Sep. 2—OTHELLO, Wash. — Some of the frogs leapt straight into the water. Some tried to eat. Others headed for the fence, trying to scale it and escape the small pen made for them.
The 300 northern leopard frogs had just spent months growing up at the Northwest Trek Wildlife Park in Eatonville, Washington. Then, on Wednesday, they spent a few hours in plastic totes in the back of a van as they were hauled over the Cascades and into the Columbia National Wildlife Refuge, where they were released at the edge of a shallow pond.
Each frog embraced its newfound freedom in its own way — leaping, eating, swimming, climbing. Some just held still in the grass, almost looking confused.
Now, there's really only one task left.
"We just need them to live," said Lindsey Nason, a biologist for the Washington Department of Fish and Wildlife. "Please live."
The release Wednesday night marked the third year of a project meant to establish a new population of the northern leopard frogs, which have been listed as endangered in Washington since 1999.
The frogs grow to 3 or 4 inches in length. They're usually brown or green, and they have distinct spots on their backs.
They were once found throughout North America. But over the past several decades, populations have tanked, especially in the West. Habitat loss, climate change and predators like invasive bullfrogs are among the factors that led to the decline.
WDFW's website says the species once occupied 17 sites throughout the eastern half of the state, including in northern Spokane County and in Pend Orielle County. Now, however, just one wild population remains, at Potholes Reservoir.
That's why WDFW has been working to reintroduce the frogs here, in these desert wetlands south of Moses Lake. Additional populations would give the species a better chance of staving off extinction, Nason said.
"It's just very precarious to have them existing in just one place," she said.
WDFW gathers egg masses from the wild population each spring, then sends them off to be raised in captivity. Raising them elsewhere before returning them to the wild is meant to keep them safe from predators like bullfrogs and other challenges, like habitat degradation.
The agency has worked with both Northwest Trek and the Oregon Zoo to raise the frogs over the past few years, and they've released hundreds of them into the wild.

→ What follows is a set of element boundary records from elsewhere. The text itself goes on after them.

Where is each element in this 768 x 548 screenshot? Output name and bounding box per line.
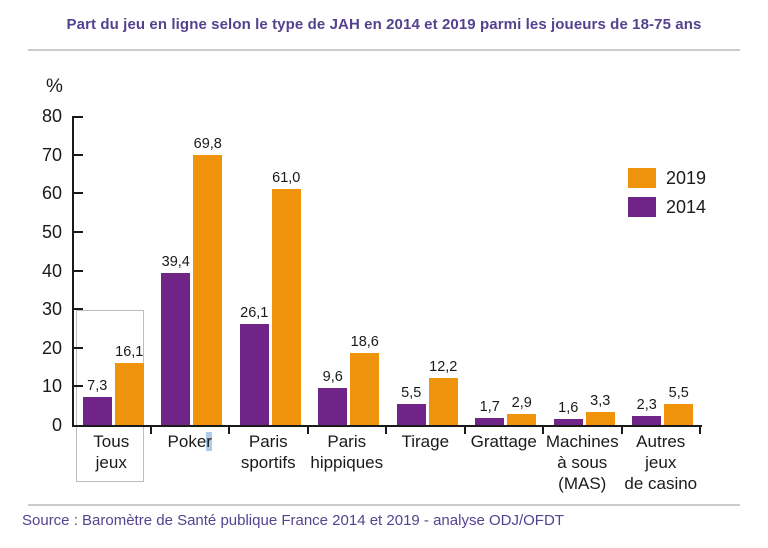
- bar-value-2019-0: 16,1: [115, 343, 144, 360]
- y-tick-label-70: 70: [41, 144, 62, 165]
- bar-value-2019-6: 3,3: [590, 393, 611, 410]
- category-label-5: Grattage: [470, 432, 537, 451]
- y-tick-label-0: 0: [51, 415, 62, 435]
- top-divider: [28, 49, 740, 51]
- y-axis-unit-label: %: [46, 76, 63, 97]
- bar-value-2019-1: 69,8: [193, 136, 222, 153]
- x-tick-mark-1: [149, 427, 152, 434]
- bar-group-3: 9,6 18,6: [310, 116, 389, 425]
- x-tick-mark-6: [542, 427, 544, 434]
- y-tick-label-30: 30: [41, 299, 62, 320]
- y-tick-mark-60: [74, 192, 83, 195]
- bar-value-2019-3: 18,6: [350, 334, 379, 351]
- bar-2014-4: 5,5: [396, 385, 426, 425]
- bar-group-2: 26,1 61,0: [231, 116, 310, 425]
- bar-2014-3: 9,6: [318, 369, 348, 425]
- bottom-divider: [28, 504, 740, 506]
- bar-2019-5: 2,9: [507, 395, 537, 425]
- legend-swatch-2019: [628, 168, 656, 188]
- bar-value-2019-2: 61,0: [272, 170, 301, 187]
- y-tick-mark-50: [74, 230, 83, 233]
- bar-group-0: 7,3 16,1: [74, 116, 153, 425]
- bar-value-2014-4: 5,5: [401, 384, 422, 401]
- y-tick-label-50: 50: [41, 221, 62, 242]
- x-tick-mark-3: [306, 427, 309, 434]
- text-selection-artifact: r: [206, 432, 212, 451]
- x-tick-mark-4: [385, 427, 387, 434]
- bar-2019-4: 12,2: [428, 359, 458, 425]
- y-tick-mark-70: [74, 153, 83, 156]
- bar-value-2014-6: 1,6: [558, 399, 579, 416]
- y-tick-label-10: 10: [41, 376, 62, 397]
- category-label-6: Machines à sous (MAS): [545, 432, 619, 493]
- chart-legend: 2019 2014: [628, 168, 706, 226]
- bar-group-1: 39,4 69,8: [153, 116, 232, 425]
- bar-2019-0: 16,1: [114, 344, 144, 425]
- bar-2014-5: 1,7: [475, 399, 505, 425]
- y-tick-label-60: 60: [41, 183, 62, 204]
- plot-area: 7,3 16,1 39,4 69,8 26,1 61,0 9,6 18,6 5,5 12,2 1,7…: [72, 116, 702, 427]
- legend-label-2014: 2014: [666, 196, 707, 217]
- y-tick-label-20: 20: [41, 337, 62, 358]
- category-label-2: Paris sportifs: [240, 432, 296, 472]
- legend-label-2019: 2019: [666, 167, 707, 188]
- bar-value-2014-2: 26,1: [240, 305, 269, 322]
- category-label-4: Tirage: [401, 432, 450, 451]
- bar-value-2014-0: 7,3: [87, 377, 108, 394]
- bar-2019-3: 18,6: [350, 334, 380, 425]
- bar-2019-1: 69,8: [193, 136, 223, 425]
- y-tick-label-80: 80: [41, 106, 62, 126]
- bar-2014-7: 2,3: [632, 397, 662, 425]
- x-axis-category-labels: Tous jeux Poker Paris sportifs Paris hippiques…: [72, 431, 700, 494]
- bar-2014-2: 26,1: [239, 305, 269, 425]
- y-tick-mark-80: [74, 116, 83, 118]
- legend-swatch-2014: [628, 197, 656, 217]
- bar-2014-1: 39,4: [161, 254, 191, 425]
- bar-value-2014-7: 2,3: [636, 397, 657, 414]
- bar-value-2019-5: 2,9: [511, 394, 532, 411]
- y-tick-mark-30: [74, 308, 83, 311]
- y-tick-mark-40: [74, 269, 83, 272]
- category-label-1: Poker: [167, 432, 212, 451]
- x-tick-mark-7: [620, 427, 623, 434]
- x-tick-mark-2: [228, 427, 230, 434]
- chart-title: Part du jeu en ligne selon le type de JA…: [66, 16, 702, 33]
- x-tick-mark-5: [463, 427, 466, 434]
- bar-group-5: 1,7 2,9: [467, 116, 546, 425]
- bar-value-2014-3: 9,6: [322, 368, 343, 385]
- y-tick-mark-10: [74, 385, 83, 388]
- bar-group-7: 2,3 5,5: [624, 116, 703, 425]
- legend-item-2019: 2019: [628, 168, 706, 188]
- bar-2019-7: 5,5: [664, 385, 694, 425]
- category-label-3: Paris hippiques: [310, 432, 384, 472]
- bar-group-6: 1,6 3,3: [545, 116, 624, 425]
- bar-2019-2: 61,0: [271, 170, 301, 425]
- source-caption: Source : Baromètre de Santé publique Fra…: [22, 512, 564, 529]
- bar-value-2019-7: 5,5: [668, 384, 689, 401]
- category-label-7: Autres jeux de casino: [624, 432, 698, 493]
- y-tick-label-40: 40: [41, 260, 62, 281]
- bar-value-2019-4: 12,2: [429, 358, 458, 375]
- y-tick-mark-20: [74, 346, 83, 349]
- bar-2014-6: 1,6: [553, 400, 583, 425]
- bar-group-4: 5,5 12,2: [388, 116, 467, 425]
- bar-2014-0: 7,3: [82, 378, 112, 425]
- bar-value-2014-1: 39,4: [161, 253, 190, 270]
- x-tick-mark-8: [699, 427, 701, 434]
- legend-item-2014: 2014: [628, 197, 706, 217]
- bar-value-2014-5: 1,7: [479, 399, 500, 416]
- bar-2019-6: 3,3: [585, 393, 615, 425]
- category-label-0: Tous jeux: [93, 432, 130, 472]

But a new population has yet to take hold.
Nason said biologists have seen the frogs throughout the fall, but when spring comes around, they're gone. They assume the frogs died over the winter, or that so few of them lived, it's all but impossible to find them.
"All we know is we can't find them," Nason said.
The hope is that the frogs released this year will break that trend.
The 300 frogs raised at Northwest Trek represent a significant increase in the number of frogs they've released. Last year, the organization brought 124 frogs to WDFW for release.
Chelsea Hicks, one of the Northwest Trek staffers who helped raise the frogs, said they start by simply taking care of the eggs, making sure they're in good conditions. When the eggs become tadpoles, they start feeding them a plant-based diet of specialized gels and algae wafers. When the frogs grow legs and absorb their tails, they begin feeding them insects, like crickets and mealworms.
While the frogs grew, Nason worked with the U.S. Fish and Wildlife Service to ready the pond for the release. The frogs like shallow water and short vegetation, so the refuge drained some of the water out of the pond and mowed down the shoreline. A waist-high fence was built around the pond to try to keep bullfrogs out.
A couple of hours before dusk on Wednesday, Nason led a convoy of vehicles into the scablands of the refuge to reach the release site. At the first spot, the group hauled five totes carrying the frogs into a small pen along the shoreline, fenced off to help the newcomers settle in.
Then, they lifted the lids and tipped the totes forward, offering words of encouragement as they coaxed the frogs into their new home.
The process repeated itself a few minutes later at a different site on the pond, a move meant to keep from putting too many frogs in one particular spot.
All of the frogs released were injected with a dye, which will tell biologists who find them later where the frogs came from. They don't have a good way of tracking the frogs' movements, Nason said. An attempt at using radio tags in years past failed — the tags fell off the frogs.
On Sunday, Nason planned to return with a graduate student from Washington State University. They will gather about 10 or 15 frogs and test their response to the approach of humans — basically, they'll see how close they can get before the frogs jump away. The idea is to see whether the response from the frogs raised in captivity is different from that of the wild frogs.
Not long after that, Nason will disassemble the pen and let the frogs have full access to the pond.
Throughout the fall, she'll go back and check on the frogs. Another few hundred raised at the Oregon Zoo were released earlier this month, so assuming all goes well, she'll have a little more than 600 frogs to look for.
Come spring, she hopes they'll still be alive.